Wednesday, 29 April 2020

Fancy doing some collage?

Do you fancy having a go at collage, but perhaps getting started may seem a bit daunting? perhaps not knowing where to begin, this little demo might help you.
This is a painting, which appears in my book 'Drawing, and Painting with Water Soluble Media’.

Getting started – before beginning, make sure you have the following items, there is little more frustrating than beginning a project only to find you need something to be able to continue.
Do use a photo of your own with a similar theme if you wish, you needn't use mine.

What you need
A sheet of 200lb watercolour not surface paper or board 15 x 22 inches. (If this seems huge then use half that size and just scale down your painting)
2B pencil
Newsprint or an old book
Magazine or colour supplement.
Paper glue or acrylic medium
Brush to apply the glue
Watercolour and Gouache OR acrylics OR a combination plus Art Bars if you have some (this is a good way to use up materials you may have but perhaps haven’t used)
Round brush

Polperro is a beautiful place, even better in sunshine, but I was there on an overcast day and the only photos I managed to get were dull.
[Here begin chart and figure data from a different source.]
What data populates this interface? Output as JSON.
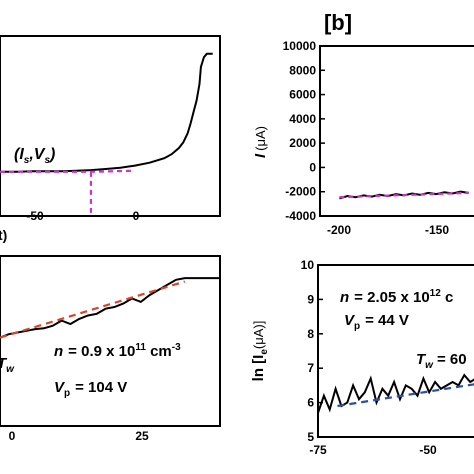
{
  "panel_label": "[b]",
  "chart_data": [
    {
      "id": "top-left",
      "type": "line",
      "x_ticks": [
        "-50",
        "0"
      ],
      "xlabel_fragment": "t)",
      "xlim": [
        -112,
        38
      ],
      "ylim": [
        -0.25,
        2.2
      ],
      "annotation": {
        "text_I": "(I",
        "sub_s1": "s",
        "comma_V": ",V",
        "sub_s2": "s",
        "close": ")",
        "x": -50,
        "y": 0
      },
      "series": [
        {
          "style": "black-solid",
          "x": [
            -112,
            -100,
            -90,
            -80,
            -70,
            -60,
            -50,
            -40,
            -30,
            -20,
            -10,
            0,
            5,
            10,
            13,
            16,
            18,
            20,
            22,
            24,
            25,
            27,
            29,
            31,
            33
          ],
          "y": [
            0,
            0,
            0.01,
            0.01,
            0.01,
            0.02,
            0.03,
            0.05,
            0.07,
            0.11,
            0.16,
            0.24,
            0.31,
            0.42,
            0.52,
            0.68,
            0.86,
            1.06,
            1.25,
            1.55,
            1.85,
            2.02,
            2.08,
            2.08,
            2.08
          ]
        },
        {
          "style": "magenta-dashed",
          "x": [
            -112,
            -50,
            -20
          ],
          "y": [
            0,
            0,
            0.02
          ]
        }
      ]
    },
    {
      "id": "top-right",
      "type": "line",
      "x_ticks": [
        "-200",
        "-150"
      ],
      "y_ticks": [
        "10000",
        "8000",
        "6000",
        "4000",
        "2000",
        "0",
        "-2000",
        "-4000"
      ],
      "ylabel": "I",
      "ylabel_unit": "(μA)",
      "xlim": [
        -212,
        -113
      ],
      "ylim": [
        -4000,
        10000
      ],
      "series": [
        {
          "style": "black-solid",
          "x": [
            -200,
            -195,
            -190,
            -185,
            -180,
            -175,
            -170,
            -165,
            -160,
            -155,
            -150,
            -145,
            -140,
            -135,
            -130,
            -125,
            -120
          ],
          "y": [
            -2550,
            -2350,
            -2450,
            -2300,
            -2400,
            -2250,
            -2350,
            -2200,
            -2300,
            -2150,
            -2250,
            -2100,
            -2200,
            -2050,
            -2150,
            -2000,
            -2100
          ]
        },
        {
          "style": "magenta-dashed",
          "x": [
            -200,
            -120
          ],
          "y": [
            -2450,
            -2100
          ]
        }
      ]
    },
    {
      "id": "bottom-left",
      "type": "line",
      "x_ticks": [
        "0",
        "25"
      ],
      "xlim": [
        -12,
        38
      ],
      "ylim": [
        0,
        10
      ],
      "text_n": "n",
      "text_n_val": "= 0.9 x 10",
      "text_n_exp": "11",
      "text_n_unit": " cm",
      "text_n_unit_exp": "-3",
      "text_V": "V",
      "text_V_sub": "p",
      "text_V_val": "= 104 V",
      "text_T_fragment": "T",
      "text_T_sub_fragment": "w",
      "series": [
        {
          "style": "black-solid",
          "x": [
            -12,
            -10,
            -8,
            -6,
            -4,
            -2,
            0,
            2,
            4,
            6,
            8,
            10,
            12,
            14,
            16,
            18,
            20,
            22,
            24,
            26,
            28,
            30,
            34,
            38
          ],
          "y": [
            5.2,
            5.4,
            5.5,
            5.6,
            5.7,
            5.75,
            5.9,
            6.2,
            6.0,
            6.3,
            6.5,
            6.6,
            6.9,
            7.0,
            7.2,
            7.5,
            7.3,
            7.7,
            8.0,
            8.3,
            8.6,
            8.7,
            8.7,
            8.7
          ]
        },
        {
          "style": "red-dashed",
          "x": [
            -12,
            30
          ],
          "y": [
            5.2,
            8.5
          ]
        }
      ]
    },
    {
      "id": "bottom-right",
      "type": "line",
      "x_ticks": [
        "-75",
        "-50"
      ],
      "y_ticks": [
        "10",
        "9",
        "8",
        "7",
        "6",
        "5"
      ],
      "ylabel": "ln [I",
      "ylabel_sub": "e",
      "ylabel_unit": "(μA)]",
      "xlim": [
        -75,
        -34
      ],
      "ylim": [
        5,
        10
      ],
      "text_n": "n",
      "text_n_val": "= 2.05 x 10",
      "text_n_exp": "12",
      "text_n_unit": " c",
      "text_V": "V",
      "text_V_sub": "p",
      "text_V_val": "= 44 V",
      "text_T": "T",
      "text_T_sub": "w",
      "text_T_val": "= 60",
      "series": [
        {
          "style": "black-solid",
          "x": [
            -75,
            -73.5,
            -72,
            -70.5,
            -69,
            -67.5,
            -66,
            -64.5,
            -63,
            -61.5,
            -60,
            -58.5,
            -57,
            -55.5,
            -54,
            -52.5,
            -51,
            -49.5,
            -48,
            -46.5,
            -45,
            -43.5,
            -42,
            -40.5,
            -39,
            -37.5,
            -36,
            -34.5
          ],
          "y": [
            5.7,
            6.2,
            5.8,
            6.4,
            5.9,
            6.0,
            6.5,
            6.1,
            6.3,
            6.7,
            6.0,
            6.4,
            6.2,
            6.6,
            6.1,
            6.5,
            6.4,
            6.2,
            6.7,
            6.3,
            6.6,
            6.4,
            6.5,
            6.6,
            6.5,
            6.8,
            6.6,
            6.7
          ]
        },
        {
          "style": "blue-dashed",
          "x": [
            -70,
            -34
          ],
          "y": [
            5.9,
            6.55
          ]
        }
      ]
    }
  ]
}
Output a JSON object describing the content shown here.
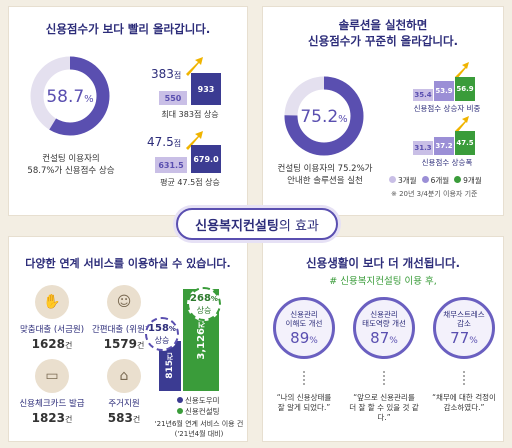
{
  "panel1": {
    "title": "신용점수가 보다 빨리 올라갑니다.",
    "donut_value": "58.7",
    "donut_unit": "%",
    "donut_fraction": 0.587,
    "caption_line1": "컨설팅 이용자의",
    "caption_line2": "58.7%가 신용점수 상승",
    "max_rise_value": "383",
    "max_rise_unit": "점",
    "max_before": "550",
    "max_after": "933",
    "max_label": "최대 383점 상승",
    "avg_rise_value": "47.5",
    "avg_rise_unit": "점",
    "avg_before": "631.5",
    "avg_after": "679.0",
    "avg_label": "평균 47.5점 상승"
  },
  "panel2": {
    "title_line1": "솔루션을 실천하면",
    "title_line2": "신용점수가 꾸준히 올라갑니다.",
    "donut_value": "75.2",
    "donut_unit": "%",
    "donut_fraction": 0.752,
    "caption_line1": "컨설팅 이용자의 75.2%가",
    "caption_line2": "안내한 솔루션을 실천",
    "group1_values": [
      "35.4",
      "53.9",
      "56.9"
    ],
    "group1_label": "신용점수 상승자 비중",
    "group2_values": [
      "31.3",
      "37.2",
      "47.5"
    ],
    "group2_label": "신용점수 상승폭",
    "legend": [
      "3개월",
      "6개월",
      "9개월"
    ],
    "note": "※ 20년 3/4분기 이용자 기준"
  },
  "banner": {
    "text_bold": "신용복지컨설팅",
    "text_rest": "의 효과"
  },
  "panel3": {
    "title": "다양한 연계 서비스를 이용하실 수 있습니다.",
    "services": [
      {
        "label": "맞춤대출 (서금원)",
        "count": "1628",
        "unit": "건"
      },
      {
        "label": "간편대출 (위원회)",
        "count": "1579",
        "unit": "건"
      },
      {
        "label": "신용체크카드 발급",
        "count": "1823",
        "unit": "건"
      },
      {
        "label": "주거지원",
        "count": "583",
        "unit": "건"
      }
    ],
    "bar_before": "815",
    "bar_before_unit": "건",
    "bar_after": "3,126",
    "bar_after_unit": "건",
    "badge1_value": "158",
    "badge1_unit": "%",
    "badge1_label": "상승",
    "badge2_value": "268",
    "badge2_unit": "%",
    "badge2_label": "상승",
    "legend": [
      "신용도우미",
      "신용컨설팅"
    ],
    "note_line1": "'21년6월 연계 서비스 이용 건",
    "note_line2": "('21년4월 대비)"
  },
  "panel4": {
    "title": "신용생활이 보다 더 개선됩니다.",
    "subtitle_hash": "#",
    "subtitle": "신용복지컨설팅 이용 후,",
    "circles": [
      {
        "label1": "신용관리",
        "label2": "이해도 개선",
        "value": "89",
        "unit": "%"
      },
      {
        "label1": "신용관리",
        "label2": "태도역량 개선",
        "value": "87",
        "unit": "%"
      },
      {
        "label1": "채무스트레스",
        "label2": "감소",
        "value": "77",
        "unit": "%"
      }
    ],
    "quotes": [
      {
        "line1": "“나의 신용상태를",
        "line2": "잘 알게 되었다.”"
      },
      {
        "line1": "“앞으로 신용관리를",
        "line2": "더 잘 할 수 있을 것 같다.”"
      },
      {
        "line1": "“채무에 대한 걱정이",
        "line2": "감소하였다.”"
      }
    ]
  },
  "colors": {
    "navy": "#2d2d7a",
    "purple": "#5a4fb0",
    "lavender": "#c9bfe6",
    "light_purple": "#9b8fd6",
    "green": "#3a9c3a",
    "gold": "#f0b400",
    "bg": "#f3eee3"
  }
}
This does not mean I can't use them of course, indeed these techniques really lend themselves to subjects such as this as the emphasis is on shapes, textures and colour rather than sunlight and shadows.
I was particularly attracted to the contrasts of the white buildings against the dark stone, roofs and windows. 

The only real colour is the bright blue awning and the red buoys...... but we can change that.

Using a pencil draw a simple line drawing. (Most of this will all be covered up, so make it as bold as you like) 

I wanted to avoid the two boats at the edge of the photo so I decided to concentrate on the two complete boats in the centre, of course you can choose to include these if you wish.

Tear sections of black and white newsprint and place these onto the sections of the roof and building where we want texture and subtle colouring.
Look for small sections of colour and pattern, stripes, spots, checks, darks, anything that you think looks interesting and place these pieces into the areas you want to add some interest to.

I like to search for pieces of text which are relevant to my subject, but don’t let the lack of appropriate words worry you, you can always print specific words in various formats and colours and use these if you cant find anything suitable. They always seems to look better however, if torn rather than cut out.

TIP - A great tip is to lay pieces of collage onto your painting, and take regular photos as you move the pieces about. Sometimes a combination can look wonderful, then by moving or adding more pieces that impact can be lost, but if you take photos you can then scroll through them to remind you of the stages and choose a combination you are happy with prior to gluing them into position.
You can of course overlap pieces of collage and even add more mid way through your painting.

Once you have selected your collage pieces, glue them into position and leave your picture to dry.

Alternatively, you can paint any initial watercolour washes onto your painting before you apply the collage, that way you have a base to work on. If you use watercolour, you will find that acrylic medium can resist watercolour paint so watercolour washes need to be placed on the paper first whereas acrylic washes need not.
There are no rules about using collage or building up a painting, but I like to place the darker tones using earth colours as well as blues.
I want to eventually conceal many of the collage edges so building up layers of paint will achieve this as well as create a more interesting painting.
Refer to the photo with regards dark areas and textured surfaces, try and look at the photo as sections of patterns rather than a wall or a roof.
Once this layer is dry, add more colour allowing some sections to overlap.

The white sections are looking very white now, so it is important to unify the painting and create the surface textures of the white buildings.

To do this use either gouache or acrylics, begin by loosely dragging your brush over the surface of the paper/board to create a rough texture. Whilst this is drying add blocks of colour to the stonework and roofs to add more textures.
Once dry, use a very dilute opaque light ochre/grey or similar and very gently wash over the entire building and sections of the water.
Once dry, begin to add the masts, windows and background building details.
This is such a fun section as you should be able to see your painting really develop during this stage.
Remember you can always change things using opaque paint, light will go over dark as well as dark over light.
You can work dilute thin washes over the top or indeed opaque washes, this is an ideal technique to experiment with, so be bold and go for it!

More details can be added, masts, reflections, and more opaque paint where you feel it’s needed. The water can now be enhanced using a bright turquoise, this livens up the water, and adds depth.
Of course, you can be even more dramatic if you wish and use bright colours all over your painting, perhaps have a go at painting this again in completely different colours.
Building up the textures is often done in the final stages. It can be so tempting to add surface textures too early, but once the darks, light and all collage is complete then use a palette knife with some opaque paint on it and drag this over the paper/board surface adding dramatic textures.

Alternatively use ArtBars pressed onto a damp sponge the length of which is dragged over the paper surface. If you have a smooth surface, stipple texture onto it.

You can make your painting as detailed as you wish.

My finished painting.
‘Calm morning in Polperro Harbour’ 12 ½ x 17 ¾ inches.

Sometimes its good to have a go at something a bit different, so I do hope this demo will have you thinking about tackling something you perhaps haven't tried before.